Historically, the people who have the right connections win.

I proposed encrypting the client-resolver connection in DNS on multiple
occasions for four years before the DPRIV BOF. Each time I was told, 'not
interested, there is no need'.

Then suddenly people decided there was a need. A need so urgent that there
had to be a solution in 12 months. So PHB's proposal which was designed to
directly layer on UDP using a direct key exchange would take too long to
complete. The solution (obviously) was to run the DNS protocol over TLS
using the new TCP fast start to overcome the resulting latency issues.
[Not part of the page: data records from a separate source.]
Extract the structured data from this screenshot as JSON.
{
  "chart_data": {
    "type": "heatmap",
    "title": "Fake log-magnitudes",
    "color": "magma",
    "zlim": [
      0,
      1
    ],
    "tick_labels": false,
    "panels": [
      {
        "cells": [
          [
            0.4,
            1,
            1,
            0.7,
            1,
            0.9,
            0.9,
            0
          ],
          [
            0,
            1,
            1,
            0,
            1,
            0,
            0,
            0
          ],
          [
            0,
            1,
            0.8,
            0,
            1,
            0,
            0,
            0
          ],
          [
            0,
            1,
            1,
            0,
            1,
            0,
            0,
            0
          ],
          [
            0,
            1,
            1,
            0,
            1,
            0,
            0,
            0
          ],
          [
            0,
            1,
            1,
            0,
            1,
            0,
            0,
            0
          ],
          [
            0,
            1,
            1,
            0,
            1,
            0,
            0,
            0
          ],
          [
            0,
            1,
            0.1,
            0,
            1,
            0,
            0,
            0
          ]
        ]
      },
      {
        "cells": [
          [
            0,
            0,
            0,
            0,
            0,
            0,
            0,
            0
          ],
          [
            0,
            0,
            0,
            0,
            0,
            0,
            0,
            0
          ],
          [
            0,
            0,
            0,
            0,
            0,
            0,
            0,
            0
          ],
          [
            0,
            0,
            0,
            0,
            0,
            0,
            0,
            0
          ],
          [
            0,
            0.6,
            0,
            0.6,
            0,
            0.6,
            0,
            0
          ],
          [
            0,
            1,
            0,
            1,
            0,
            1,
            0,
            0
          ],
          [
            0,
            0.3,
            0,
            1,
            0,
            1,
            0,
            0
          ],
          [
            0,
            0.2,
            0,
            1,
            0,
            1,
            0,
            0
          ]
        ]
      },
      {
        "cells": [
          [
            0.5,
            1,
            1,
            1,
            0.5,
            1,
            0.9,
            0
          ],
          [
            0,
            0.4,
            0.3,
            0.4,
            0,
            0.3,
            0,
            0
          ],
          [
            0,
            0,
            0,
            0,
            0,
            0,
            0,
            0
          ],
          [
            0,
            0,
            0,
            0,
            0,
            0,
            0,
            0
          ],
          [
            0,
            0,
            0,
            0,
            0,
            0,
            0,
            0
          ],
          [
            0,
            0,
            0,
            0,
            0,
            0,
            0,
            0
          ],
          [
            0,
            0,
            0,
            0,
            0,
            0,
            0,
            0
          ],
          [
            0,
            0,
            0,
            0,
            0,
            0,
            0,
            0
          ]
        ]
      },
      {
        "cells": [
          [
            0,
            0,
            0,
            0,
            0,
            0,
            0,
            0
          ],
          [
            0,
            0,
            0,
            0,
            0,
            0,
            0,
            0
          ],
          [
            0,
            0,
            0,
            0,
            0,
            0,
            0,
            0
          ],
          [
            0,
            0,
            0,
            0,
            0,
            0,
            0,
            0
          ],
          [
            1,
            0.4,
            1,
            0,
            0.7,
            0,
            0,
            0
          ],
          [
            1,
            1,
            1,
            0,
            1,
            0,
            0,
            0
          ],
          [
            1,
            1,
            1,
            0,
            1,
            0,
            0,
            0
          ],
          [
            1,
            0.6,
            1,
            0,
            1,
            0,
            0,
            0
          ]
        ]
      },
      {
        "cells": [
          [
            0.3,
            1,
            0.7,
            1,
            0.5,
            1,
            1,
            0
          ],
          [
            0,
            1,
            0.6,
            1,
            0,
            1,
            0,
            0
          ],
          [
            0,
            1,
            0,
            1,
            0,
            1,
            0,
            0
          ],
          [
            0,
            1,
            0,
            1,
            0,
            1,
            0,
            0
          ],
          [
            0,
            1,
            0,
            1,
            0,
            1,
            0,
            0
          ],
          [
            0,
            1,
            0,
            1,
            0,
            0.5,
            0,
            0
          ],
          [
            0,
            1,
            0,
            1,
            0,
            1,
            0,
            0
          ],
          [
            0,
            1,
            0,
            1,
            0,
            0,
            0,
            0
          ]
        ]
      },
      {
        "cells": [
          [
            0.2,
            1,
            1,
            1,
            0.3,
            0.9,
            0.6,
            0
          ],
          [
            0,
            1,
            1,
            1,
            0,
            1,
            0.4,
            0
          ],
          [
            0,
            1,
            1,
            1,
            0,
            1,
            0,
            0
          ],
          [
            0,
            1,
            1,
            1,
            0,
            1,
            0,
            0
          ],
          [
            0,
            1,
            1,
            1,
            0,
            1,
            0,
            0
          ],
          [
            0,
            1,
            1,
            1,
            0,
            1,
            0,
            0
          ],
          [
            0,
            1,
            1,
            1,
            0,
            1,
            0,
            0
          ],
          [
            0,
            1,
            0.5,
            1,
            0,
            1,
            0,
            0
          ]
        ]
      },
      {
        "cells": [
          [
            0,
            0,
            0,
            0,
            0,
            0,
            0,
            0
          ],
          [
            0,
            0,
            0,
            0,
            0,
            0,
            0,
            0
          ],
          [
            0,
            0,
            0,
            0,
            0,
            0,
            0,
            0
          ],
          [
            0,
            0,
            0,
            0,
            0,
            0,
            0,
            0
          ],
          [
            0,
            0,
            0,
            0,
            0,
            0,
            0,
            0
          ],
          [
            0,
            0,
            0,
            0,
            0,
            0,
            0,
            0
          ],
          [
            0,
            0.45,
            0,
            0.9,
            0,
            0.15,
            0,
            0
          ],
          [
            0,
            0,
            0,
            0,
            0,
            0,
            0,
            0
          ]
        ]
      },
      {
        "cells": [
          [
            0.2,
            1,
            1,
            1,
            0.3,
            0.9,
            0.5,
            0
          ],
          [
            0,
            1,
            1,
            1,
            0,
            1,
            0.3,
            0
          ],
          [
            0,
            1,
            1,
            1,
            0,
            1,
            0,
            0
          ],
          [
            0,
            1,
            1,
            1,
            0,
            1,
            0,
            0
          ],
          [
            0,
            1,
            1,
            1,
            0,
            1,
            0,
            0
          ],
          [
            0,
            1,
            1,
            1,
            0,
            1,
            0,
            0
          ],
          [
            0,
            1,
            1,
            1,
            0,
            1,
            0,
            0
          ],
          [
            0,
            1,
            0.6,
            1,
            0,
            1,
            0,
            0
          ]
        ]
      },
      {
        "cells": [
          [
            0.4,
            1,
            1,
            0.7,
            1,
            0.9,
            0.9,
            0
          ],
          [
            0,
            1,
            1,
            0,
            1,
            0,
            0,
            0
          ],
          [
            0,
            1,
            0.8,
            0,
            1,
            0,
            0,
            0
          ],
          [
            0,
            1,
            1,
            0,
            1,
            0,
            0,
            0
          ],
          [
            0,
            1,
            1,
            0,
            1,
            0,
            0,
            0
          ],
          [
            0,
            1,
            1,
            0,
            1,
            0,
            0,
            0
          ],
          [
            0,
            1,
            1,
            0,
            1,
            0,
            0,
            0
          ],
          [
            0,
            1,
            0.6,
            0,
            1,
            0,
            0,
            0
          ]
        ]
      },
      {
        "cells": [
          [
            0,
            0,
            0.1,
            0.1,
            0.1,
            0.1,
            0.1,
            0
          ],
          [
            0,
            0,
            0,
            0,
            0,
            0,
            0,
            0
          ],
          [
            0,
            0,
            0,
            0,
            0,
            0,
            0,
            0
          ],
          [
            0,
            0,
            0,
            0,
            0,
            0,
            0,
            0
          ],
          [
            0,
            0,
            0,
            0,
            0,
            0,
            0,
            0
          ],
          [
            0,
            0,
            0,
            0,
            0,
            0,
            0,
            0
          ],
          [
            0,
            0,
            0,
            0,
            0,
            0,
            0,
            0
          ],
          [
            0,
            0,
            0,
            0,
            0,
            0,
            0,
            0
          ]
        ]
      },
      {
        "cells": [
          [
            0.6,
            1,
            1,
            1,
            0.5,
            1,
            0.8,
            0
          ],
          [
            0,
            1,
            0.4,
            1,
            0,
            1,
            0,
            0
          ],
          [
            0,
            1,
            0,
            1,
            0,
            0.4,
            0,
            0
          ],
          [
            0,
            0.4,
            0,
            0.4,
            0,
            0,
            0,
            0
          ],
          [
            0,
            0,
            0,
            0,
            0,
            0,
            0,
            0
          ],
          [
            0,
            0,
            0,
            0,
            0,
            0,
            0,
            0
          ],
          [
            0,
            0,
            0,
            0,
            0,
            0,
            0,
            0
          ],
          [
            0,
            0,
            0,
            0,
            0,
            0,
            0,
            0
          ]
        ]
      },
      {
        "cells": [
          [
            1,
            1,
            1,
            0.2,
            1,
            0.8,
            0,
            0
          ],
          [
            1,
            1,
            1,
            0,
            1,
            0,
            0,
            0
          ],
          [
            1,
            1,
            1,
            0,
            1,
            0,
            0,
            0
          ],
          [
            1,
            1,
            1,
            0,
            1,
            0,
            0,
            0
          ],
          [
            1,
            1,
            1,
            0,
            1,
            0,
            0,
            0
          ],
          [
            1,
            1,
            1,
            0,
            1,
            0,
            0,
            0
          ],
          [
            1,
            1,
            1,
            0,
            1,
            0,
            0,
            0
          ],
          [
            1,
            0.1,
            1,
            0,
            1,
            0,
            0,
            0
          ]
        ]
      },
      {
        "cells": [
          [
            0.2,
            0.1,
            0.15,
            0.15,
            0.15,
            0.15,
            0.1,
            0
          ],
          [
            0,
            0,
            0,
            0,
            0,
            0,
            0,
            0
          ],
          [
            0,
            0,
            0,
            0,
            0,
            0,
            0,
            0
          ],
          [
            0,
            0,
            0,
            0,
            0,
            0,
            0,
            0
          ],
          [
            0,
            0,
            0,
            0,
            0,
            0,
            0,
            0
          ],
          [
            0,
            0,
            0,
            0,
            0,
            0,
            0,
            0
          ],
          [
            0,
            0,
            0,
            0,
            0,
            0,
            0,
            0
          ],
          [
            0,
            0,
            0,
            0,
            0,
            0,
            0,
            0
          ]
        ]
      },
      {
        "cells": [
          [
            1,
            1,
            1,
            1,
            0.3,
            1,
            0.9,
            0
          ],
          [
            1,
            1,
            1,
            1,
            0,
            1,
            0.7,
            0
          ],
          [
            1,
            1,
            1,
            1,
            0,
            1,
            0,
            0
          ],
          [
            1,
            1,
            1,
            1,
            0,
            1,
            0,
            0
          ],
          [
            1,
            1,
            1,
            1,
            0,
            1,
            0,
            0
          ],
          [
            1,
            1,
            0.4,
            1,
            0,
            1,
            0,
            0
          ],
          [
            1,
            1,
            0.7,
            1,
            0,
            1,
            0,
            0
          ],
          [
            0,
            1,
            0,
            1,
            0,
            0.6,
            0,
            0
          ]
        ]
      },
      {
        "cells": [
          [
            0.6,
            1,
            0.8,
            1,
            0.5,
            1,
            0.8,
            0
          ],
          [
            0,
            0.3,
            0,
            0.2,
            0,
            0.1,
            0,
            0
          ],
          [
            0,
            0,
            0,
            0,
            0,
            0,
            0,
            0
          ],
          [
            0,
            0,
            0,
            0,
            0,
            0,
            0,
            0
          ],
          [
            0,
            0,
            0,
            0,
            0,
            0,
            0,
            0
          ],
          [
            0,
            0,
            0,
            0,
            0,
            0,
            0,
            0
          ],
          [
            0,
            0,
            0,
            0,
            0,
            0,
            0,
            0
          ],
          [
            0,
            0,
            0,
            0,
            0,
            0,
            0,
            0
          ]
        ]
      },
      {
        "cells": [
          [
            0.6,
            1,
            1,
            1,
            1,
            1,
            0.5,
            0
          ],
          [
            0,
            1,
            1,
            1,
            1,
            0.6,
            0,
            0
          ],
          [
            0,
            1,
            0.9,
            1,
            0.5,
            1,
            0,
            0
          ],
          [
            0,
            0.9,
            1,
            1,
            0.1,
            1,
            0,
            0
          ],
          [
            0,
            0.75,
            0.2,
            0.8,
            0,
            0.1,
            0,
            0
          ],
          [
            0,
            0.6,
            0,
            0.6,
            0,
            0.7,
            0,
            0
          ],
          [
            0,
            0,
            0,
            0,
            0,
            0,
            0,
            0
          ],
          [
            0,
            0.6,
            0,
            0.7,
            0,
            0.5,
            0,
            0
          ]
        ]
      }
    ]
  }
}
And
of course this proposal was very popular with people who had worked on fast
start because that would bring them rapid deployment because everyone wants
DNS privacy.

Only they didn't. And now six years after the Honolulu BOF, I still can't
actually use DPRIV to secure any of my systems because none of the platform
or browsers providers support it or plan to do so.

And I am not the only person who keeps having this sort of thing happen. I
am just the person who makes a point of continually reminding people of the
failure in the hope the process might be different next time round. No it
won't be. In fact it's happening again right now.


People here were mighty upset when we started W3C and then the W3C folk got
upset when some of us turned OASIS into what it is now. I don't like the
business model of those organizations but they did get the work done.